The other day, a distant cousin and her daughter came to visit my parents’ farm, and my grandpa was there telling stories about our/their ancestors. He’d brought some old pictures, and one of them had portrait photos of the pupils in a one-room schoolhouse in 1908. Among them were my great grandfather and his two brothers. I was looking at the pictures up close, and was shocked to see that one of my grandpa’s uncles had a swastika-shaped pin on the knot of his tie. At first, I was appalled–I’ve never heard much of anything about my great grandfather’s siblings, but I feel like a Nazi in the family would have been something I’d have heard about. Then I remembered that the pictures were from 1908–definitely before Hitler’s rise to power. So then I was curious. I’d never really known where the swastika symbol came from, or that it existed before the Nazis started using it. Naturally, Googled it.

Mukti Jain Campion wrote in a BBC News Magazine article on 23 October, 2014 that the swastika “…goes back thousands of years and has been used as a symbol of good fortune in almost every culture in the world.” This article, entitled How the world loved the swastika – until Hitler stole itquotes Steven Heller’s book, The Swastika: Symbol Beyond Redemption? saying, “Coca-Cola used it. Carlsberg used it on their beer bottles. The Boy Scouts adopted it and the Girls’ Club of America called their magazine Swastika. They would even send out swastika badges to their young readers as a prize for selling copies of the magazine.” Later in the article, it talks about how the “…Nazi use of the swastika stems from the work of 19th Century German scholars translating old Indian texts, who noticed similarities between their own language and Sanskrit. They concluded that Indians and Germans must have had a shared ancestry and imagined a race of white god-like warriors they called Aryans. This idea was seized upon by anti-Semitic nationalist groups who appropriated the swastika as an Aryan symbol to boost a sense of ancient lineage for the Germanic people.

So, basically, Hitler and his cronies took a symbol that had a lot of positive associations and turned it into something that stood for hate.

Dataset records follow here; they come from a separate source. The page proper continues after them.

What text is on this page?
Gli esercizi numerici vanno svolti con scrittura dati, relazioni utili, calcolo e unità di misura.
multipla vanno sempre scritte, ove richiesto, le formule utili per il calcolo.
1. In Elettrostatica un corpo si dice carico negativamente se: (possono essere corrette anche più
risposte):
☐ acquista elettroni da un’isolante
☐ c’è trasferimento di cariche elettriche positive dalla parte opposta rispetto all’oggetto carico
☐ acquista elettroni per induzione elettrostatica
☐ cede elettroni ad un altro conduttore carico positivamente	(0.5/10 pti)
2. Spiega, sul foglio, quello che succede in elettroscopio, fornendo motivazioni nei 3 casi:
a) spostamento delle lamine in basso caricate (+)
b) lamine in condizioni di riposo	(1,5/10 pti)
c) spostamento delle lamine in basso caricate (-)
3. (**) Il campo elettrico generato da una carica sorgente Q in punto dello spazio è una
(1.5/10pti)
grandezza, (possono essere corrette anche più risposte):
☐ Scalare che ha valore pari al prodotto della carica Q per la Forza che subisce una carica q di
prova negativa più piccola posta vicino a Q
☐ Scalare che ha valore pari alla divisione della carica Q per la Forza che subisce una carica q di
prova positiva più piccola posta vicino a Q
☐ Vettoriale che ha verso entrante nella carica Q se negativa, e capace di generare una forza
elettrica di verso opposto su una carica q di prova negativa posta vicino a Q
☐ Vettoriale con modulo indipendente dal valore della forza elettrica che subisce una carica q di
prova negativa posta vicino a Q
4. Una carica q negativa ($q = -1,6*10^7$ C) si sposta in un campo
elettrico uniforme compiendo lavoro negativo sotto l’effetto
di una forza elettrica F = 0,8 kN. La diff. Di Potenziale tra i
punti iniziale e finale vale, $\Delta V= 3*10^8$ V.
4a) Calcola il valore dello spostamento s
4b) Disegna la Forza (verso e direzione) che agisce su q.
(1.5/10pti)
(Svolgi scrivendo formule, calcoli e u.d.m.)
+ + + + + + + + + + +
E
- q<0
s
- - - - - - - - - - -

I don’t really want to delve into any more Hitler history, so I’ll leave it at that. The point is, for a moment I’d thought that there had been a teenage Nazi in my family tree, but it turns out he was probably just a kid hoping for some good luck.

I guess there’s not much of a story in this post, but it is a reminder that snap judgments are often inaccurate. And that having some basic, factual, historical knowledge can be helpful. So research things, friends. Learn actual facts. Be informed.